In 2018, he starred in the big-screen film Houk Ser where he played the lead role with Myint Myat and Ei Chaw Po which premiered in Myanmar cinemas on 11 January 2019 and received critical acclaim and positive reviews for his portrayal of the character. Kyaw Kyaw Bo co-starred with Nay Toe, Min Thway, Phway Phway and Aye Wutyi Thaung in the religious drama film Clinging with Hate, which won him the 2018 Myanmar Academy Award for Best Supporting Actor.
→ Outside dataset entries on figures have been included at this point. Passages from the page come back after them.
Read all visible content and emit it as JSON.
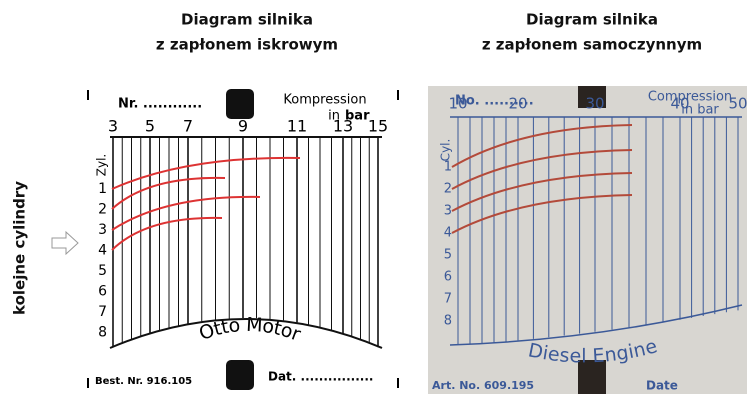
{
  "side_label": "kolejne cylindry",
  "left": {
    "title": [
      "Diagram silnika",
      "z zapłonem iskrowym"
    ],
    "number_field": "Nr. ............",
    "scale_title": "Kompression",
    "scale_unit_prefix": "in",
    "scale_unit": "bar",
    "scale_labels": [
      "3",
      "5",
      "7",
      "9",
      "11",
      "13",
      "15"
    ],
    "cylinder_header": "Zyl.",
    "cylinders": [
      "1",
      "2",
      "3",
      "4",
      "5",
      "6",
      "7",
      "8"
    ],
    "engine": "Otto Motor",
    "order_number": "Best. Nr. 916.105",
    "date_field": "Dat. ................"
  },
  "right": {
    "title": [
      "Diagram silnika",
      "z zapłonem samoczynnym"
    ],
    "number_field": "No. ..........",
    "scale_title": "Compression",
    "scale_unit": "in bar",
    "scale_labels": [
      "10",
      "20",
      "30",
      "40",
      "50"
    ],
    "cylinder_header": "Cyl.",
    "cylinders": [
      "1",
      "2",
      "3",
      "4",
      "5",
      "6",
      "7",
      "8"
    ],
    "engine": "Diesel Engine",
    "order_number": "Art. No. 609.195",
    "date_field": "Date"
  }
}
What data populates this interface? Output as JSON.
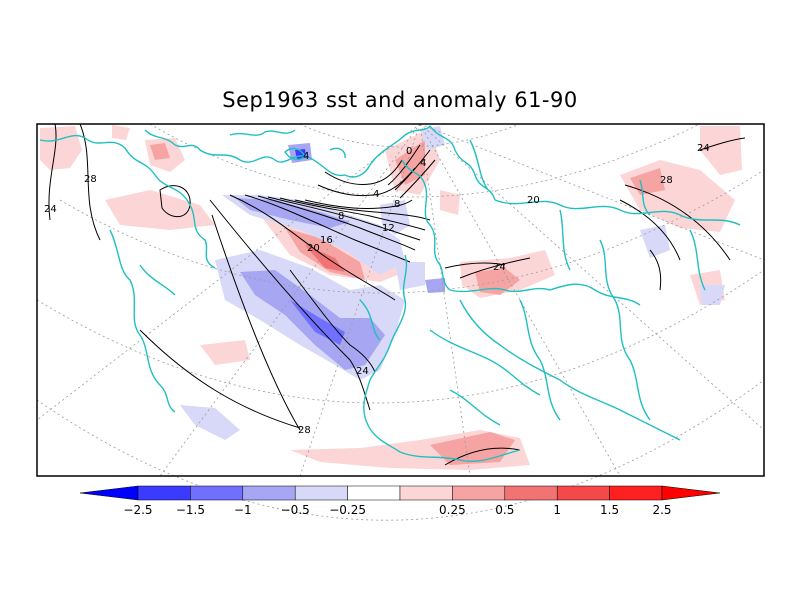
{
  "title": "Sep1963 sst and anomaly 61-90",
  "colorbar": {
    "colors": [
      "#0000ff",
      "#3b3bff",
      "#7070ff",
      "#a6a6f2",
      "#d8d8f8",
      "#ffffff",
      "#fcd6d6",
      "#f5a3a3",
      "#f27373",
      "#f54848",
      "#ff2020",
      "#ff0000"
    ],
    "tick_labels": [
      "-2.5",
      "-1.5",
      "-1",
      "-0.5",
      "-0.25",
      "0.25",
      "0.5",
      "1",
      "1.5",
      "2.5"
    ]
  },
  "contour_labels": [
    "28",
    "24",
    "4",
    "0",
    "4",
    "4",
    "8",
    "8",
    "12",
    "16",
    "20",
    "20",
    "28",
    "24",
    "24",
    "28",
    "24"
  ],
  "colors": {
    "coast": "#20c0c0",
    "contour": "#000000",
    "grid": "#9a9a9a"
  }
}
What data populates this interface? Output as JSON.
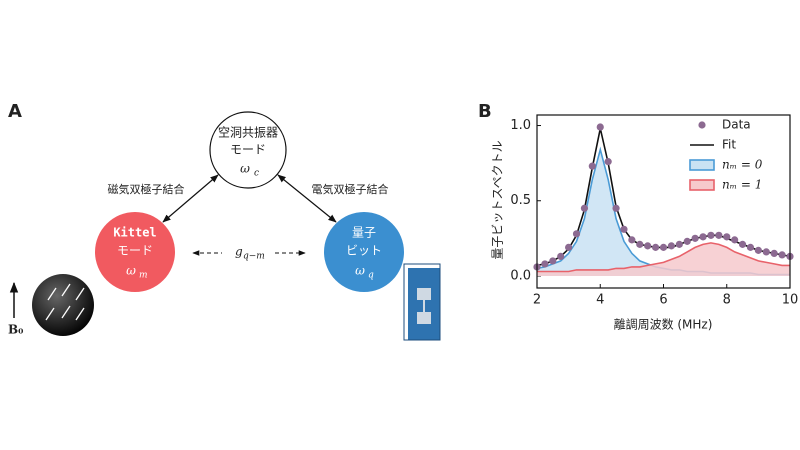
{
  "panel_a": {
    "label": "A",
    "cavity": {
      "line1": "空洞共振器",
      "line2": "モード",
      "symbol": "ω",
      "subscript": "c"
    },
    "kittel": {
      "line1": "Kittel",
      "line2": "モード",
      "symbol": "ω",
      "subscript": "m"
    },
    "qubit": {
      "line1": "量子",
      "line2": "ビット",
      "symbol": "ω",
      "subscript": "q"
    },
    "magnetic_coupling": "磁気双極子結合",
    "electric_coupling": "電気双極子結合",
    "g": {
      "symbol": "g",
      "subscript": "q−m"
    },
    "field": "B₀"
  },
  "chart_data": {
    "type": "line",
    "panel_label": "B",
    "xlabel": "離調周波数 (MHz)",
    "ylabel": "量子ビットスペクトル",
    "x": [
      2,
      2.25,
      2.5,
      2.75,
      3,
      3.25,
      3.5,
      3.75,
      4,
      4.25,
      4.5,
      4.75,
      5,
      5.25,
      5.5,
      5.75,
      6,
      6.25,
      6.5,
      6.75,
      7,
      7.25,
      7.5,
      7.75,
      8,
      8.25,
      8.5,
      8.75,
      9,
      9.25,
      9.5,
      9.75,
      10
    ],
    "series": [
      {
        "name": "Data",
        "style": "scatter",
        "color": "#8c6a91",
        "values": [
          0.06,
          0.08,
          0.1,
          0.13,
          0.19,
          0.28,
          0.45,
          0.73,
          0.99,
          0.76,
          0.45,
          0.31,
          0.24,
          0.21,
          0.2,
          0.19,
          0.19,
          0.2,
          0.21,
          0.23,
          0.25,
          0.26,
          0.27,
          0.27,
          0.26,
          0.24,
          0.21,
          0.19,
          0.17,
          0.16,
          0.15,
          0.14,
          0.13
        ]
      },
      {
        "name": "Fit",
        "style": "line",
        "color": "#111111",
        "values": [
          0.07,
          0.08,
          0.1,
          0.13,
          0.18,
          0.27,
          0.44,
          0.72,
          0.98,
          0.75,
          0.46,
          0.31,
          0.24,
          0.21,
          0.2,
          0.19,
          0.19,
          0.19,
          0.21,
          0.23,
          0.25,
          0.26,
          0.27,
          0.27,
          0.25,
          0.23,
          0.21,
          0.19,
          0.17,
          0.16,
          0.15,
          0.14,
          0.13
        ]
      },
      {
        "name": "nₘ = 0",
        "style": "area",
        "color": "#4a9bd6",
        "fill": "#c9e2f3",
        "values": [
          0.05,
          0.06,
          0.08,
          0.1,
          0.15,
          0.23,
          0.38,
          0.64,
          0.84,
          0.64,
          0.38,
          0.23,
          0.15,
          0.1,
          0.08,
          0.06,
          0.05,
          0.04,
          0.04,
          0.03,
          0.03,
          0.03,
          0.02,
          0.02,
          0.02,
          0.02,
          0.02,
          0.02,
          0.01,
          0.01,
          0.01,
          0.01,
          0.01
        ]
      },
      {
        "name": "nₘ = 1",
        "style": "area",
        "color": "#e8626a",
        "fill": "#f6c9cc",
        "values": [
          0.03,
          0.03,
          0.03,
          0.03,
          0.03,
          0.04,
          0.04,
          0.04,
          0.04,
          0.04,
          0.05,
          0.05,
          0.06,
          0.06,
          0.07,
          0.08,
          0.09,
          0.11,
          0.13,
          0.16,
          0.19,
          0.21,
          0.22,
          0.21,
          0.19,
          0.16,
          0.14,
          0.12,
          0.1,
          0.09,
          0.08,
          0.07,
          0.07
        ]
      }
    ],
    "xlim": [
      2,
      10
    ],
    "xticks": [
      2,
      4,
      6,
      8,
      10
    ],
    "ylim": [
      -0.08,
      1.07
    ],
    "yticks": [
      {
        "value": 0,
        "label": "0.0"
      },
      0.5,
      {
        "value": 1,
        "label": "1.0"
      }
    ],
    "legend": "upper right"
  }
}
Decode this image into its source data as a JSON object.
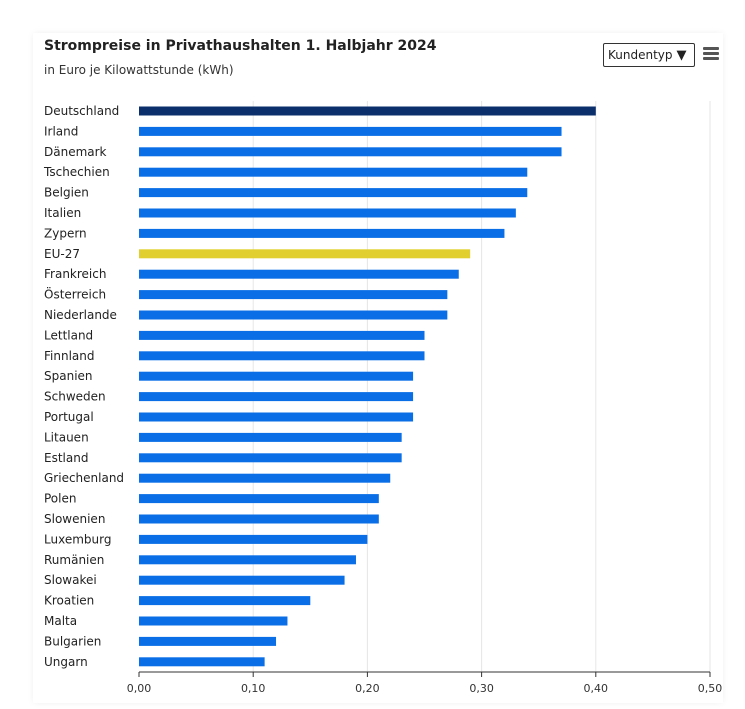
{
  "header": {
    "title": "Strompreise in Privathaushalten 1. Halbjahr 2024",
    "subtitle": "in Euro je Kilowattstunde (kWh)"
  },
  "controls": {
    "dropdown_label": "Kundentyp",
    "dropdown_arrow": "▼",
    "menu_icon": "hamburger-menu-icon"
  },
  "colors": {
    "default": "#0a6fe6",
    "highlight_germany": "#0a2f6b",
    "highlight_eu": "#e0cf2e"
  },
  "chart_data": {
    "type": "bar",
    "orientation": "horizontal",
    "title": "Strompreise in Privathaushalten 1. Halbjahr 2024",
    "subtitle": "in Euro je Kilowattstunde (kWh)",
    "categories": [
      "Deutschland",
      "Irland",
      "Dänemark",
      "Tschechien",
      "Belgien",
      "Italien",
      "Zypern",
      "EU-27",
      "Frankreich",
      "Österreich",
      "Niederlande",
      "Lettland",
      "Finnland",
      "Spanien",
      "Schweden",
      "Portugal",
      "Litauen",
      "Estland",
      "Griechenland",
      "Polen",
      "Slowenien",
      "Luxemburg",
      "Rumänien",
      "Slowakei",
      "Kroatien",
      "Malta",
      "Bulgarien",
      "Ungarn"
    ],
    "values": [
      0.4,
      0.37,
      0.37,
      0.34,
      0.34,
      0.33,
      0.32,
      0.29,
      0.28,
      0.27,
      0.27,
      0.25,
      0.25,
      0.24,
      0.24,
      0.24,
      0.23,
      0.23,
      0.22,
      0.21,
      0.21,
      0.2,
      0.19,
      0.18,
      0.15,
      0.13,
      0.12,
      0.11
    ],
    "highlights": {
      "Deutschland": "#0a2f6b",
      "EU-27": "#e0cf2e"
    },
    "xlim": [
      0,
      0.5
    ],
    "xticks": [
      "0,00",
      "0,10",
      "0,20",
      "0,30",
      "0,40",
      "0,50"
    ],
    "grid": true
  }
}
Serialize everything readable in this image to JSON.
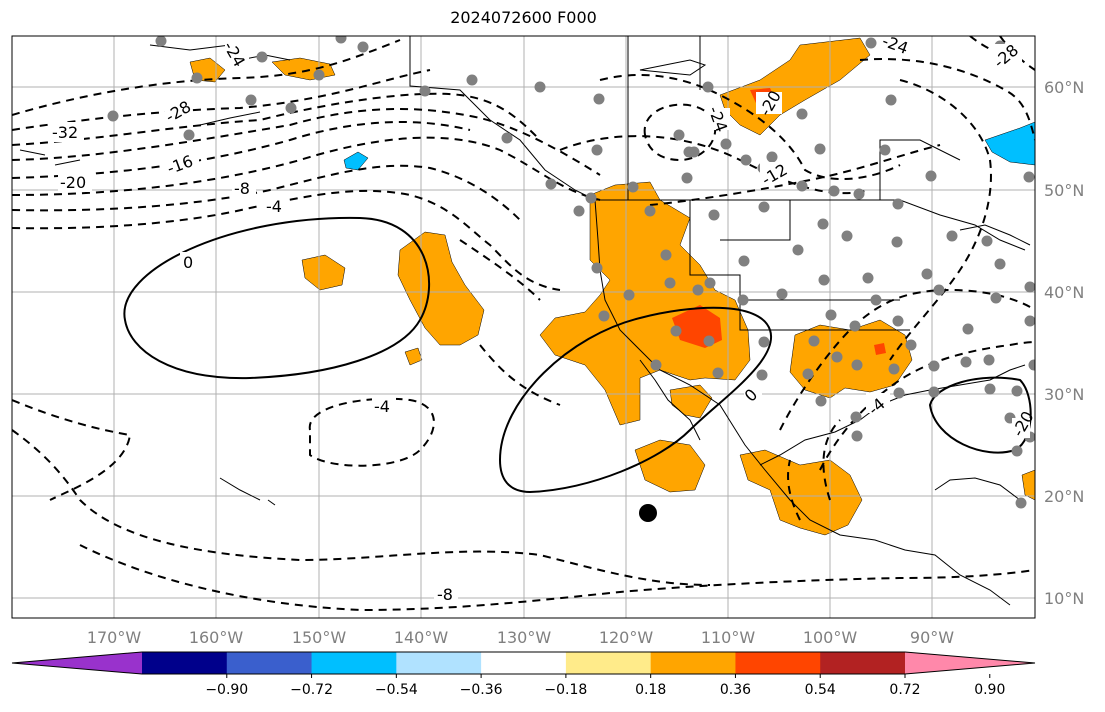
{
  "title": "2024072600 F000",
  "lon_labels": [
    "170°W",
    "160°W",
    "150°W",
    "140°W",
    "130°W",
    "120°W",
    "110°W",
    "100°W",
    "90°W"
  ],
  "lat_labels": [
    "60°N",
    "50°N",
    "40°N",
    "30°N",
    "20°N",
    "10°N"
  ],
  "contour_labels": [
    "-32",
    "-28",
    "-24",
    "-20",
    "-16",
    "-8",
    "-4",
    "0",
    "-4",
    "-8",
    "-24",
    "-20",
    "-12",
    "0",
    "-4",
    "-20",
    "-24",
    "-28"
  ],
  "colorbar": {
    "colors": [
      "#9932cc",
      "#00008b",
      "#3a5fcd",
      "#00bfff",
      "#b0e2ff",
      "#ffffff",
      "#ffeb8a",
      "#ffa500",
      "#ff4500",
      "#b22222",
      "#ff88aa"
    ],
    "ticks": [
      "−0.90",
      "−0.72",
      "−0.54",
      "−0.36",
      "−0.18",
      "0.18",
      "0.36",
      "0.54",
      "0.72",
      "0.90"
    ]
  }
}
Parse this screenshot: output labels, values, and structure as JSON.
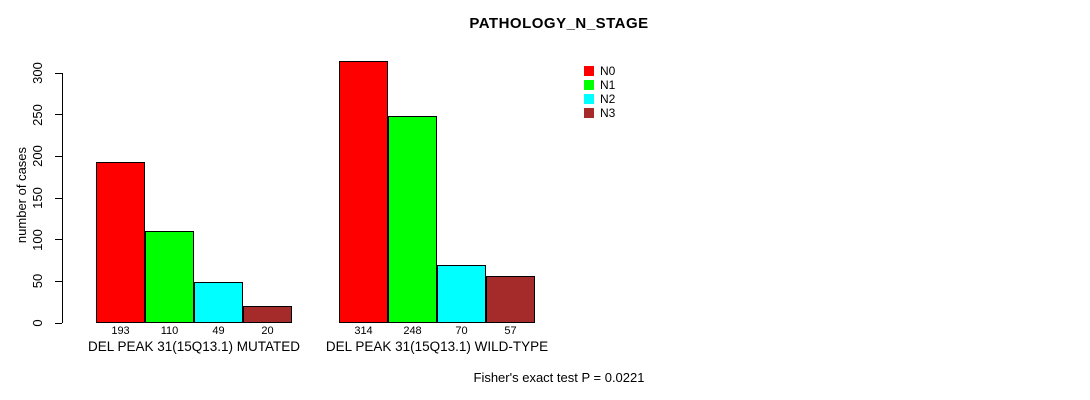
{
  "figure": {
    "background": "#ffffff"
  },
  "chart_data": {
    "type": "bar",
    "title": "PATHOLOGY_N_STAGE",
    "ylabel": "number of cases",
    "xlabel": "",
    "ylim": [
      0,
      300
    ],
    "yticks": [
      0,
      50,
      100,
      150,
      200,
      250,
      300
    ],
    "grid": false,
    "legend_position": "top-right",
    "categories": [
      "DEL PEAK 31(15Q13.1) MUTATED",
      "DEL PEAK 31(15Q13.1) WILD-TYPE"
    ],
    "series": [
      {
        "name": "N0",
        "color": "#ff0000",
        "values": [
          193,
          314
        ]
      },
      {
        "name": "N1",
        "color": "#00ff00",
        "values": [
          110,
          248
        ]
      },
      {
        "name": "N2",
        "color": "#00ffff",
        "values": [
          49,
          70
        ]
      },
      {
        "name": "N3",
        "color": "#a52a2a",
        "values": [
          20,
          57
        ]
      }
    ],
    "bar_value_labels": [
      [
        "193",
        "110",
        "49",
        "20"
      ],
      [
        "314",
        "248",
        "70",
        "57"
      ]
    ],
    "annotation": "Fisher's exact test P = 0.0221"
  }
}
The film was premiered in Myanmar cinemas and also screened in Singapore at the same day and became one of highest-grossing films in Myanmar.

==Filmography==

===Film===
Over 200 films, including
- Chit Yin Myat Yay Ma Kya Nae (ချစ်ရင်မျက်ရည်မကျနဲ့) (1988)
- Atar Yay Nae Say Pa Mal (1988) (အတာရေနဲ့ဆေးပါ့မယ်)
- Moe Nae Lay Nae Mone Tine Nae (မိုးနှင့်လေနှင့်မုန်တိုင်းနှင့်) (1988)
- Bal Thu Pyaw Lal Ta Taw Lone Kyway (ဘယ်သူပြောလဲ တတောလုံးကြွေ) (2006)
- Ka Ka Ka (က က က) (2007)
- Shwe Nar Taw Thwin Chit Chin Sa Kar (ရွှေနားတော်သွင်း ချစ်ခြင်းစကား) (2008)

===Film (Cinema)===
Over 100 films, including
- A Story Long Ago (2010)
- Min lal Bo-K Ngar lal Bo-K (2016)
- Honey Moon (2017)
- Kabar Kyaw Ywar (2018)
- Clinging with Hate (2018)
- Wone Pyit Lite Mal (2018)
- Mingalar Katin (2018)
- Wit Nyin Sein (2018)
- The Dark Cinema (2019)
- Pyone Shwin Yay Pyaw Yae Lar (2019)
- Bar Lar Lar (2019)
- Houk Sar (2019)
- LadyBoy (2019)
- Two Weeks Notice (2019)
- Golden Princess (2020)

===TV series===
- It was on Yesterday 2

==Awards and nominations==

| Year | Award | Category | Nominated work | Result |
|---|---|---|---|---|
| 2018 | Myanmar Academy Award | Best Supporting Actor | Clinging with Hate | Won |

==Personal life==
Kyaw Kyaw Bo married to Zar Zar in 2008. They have a daughter.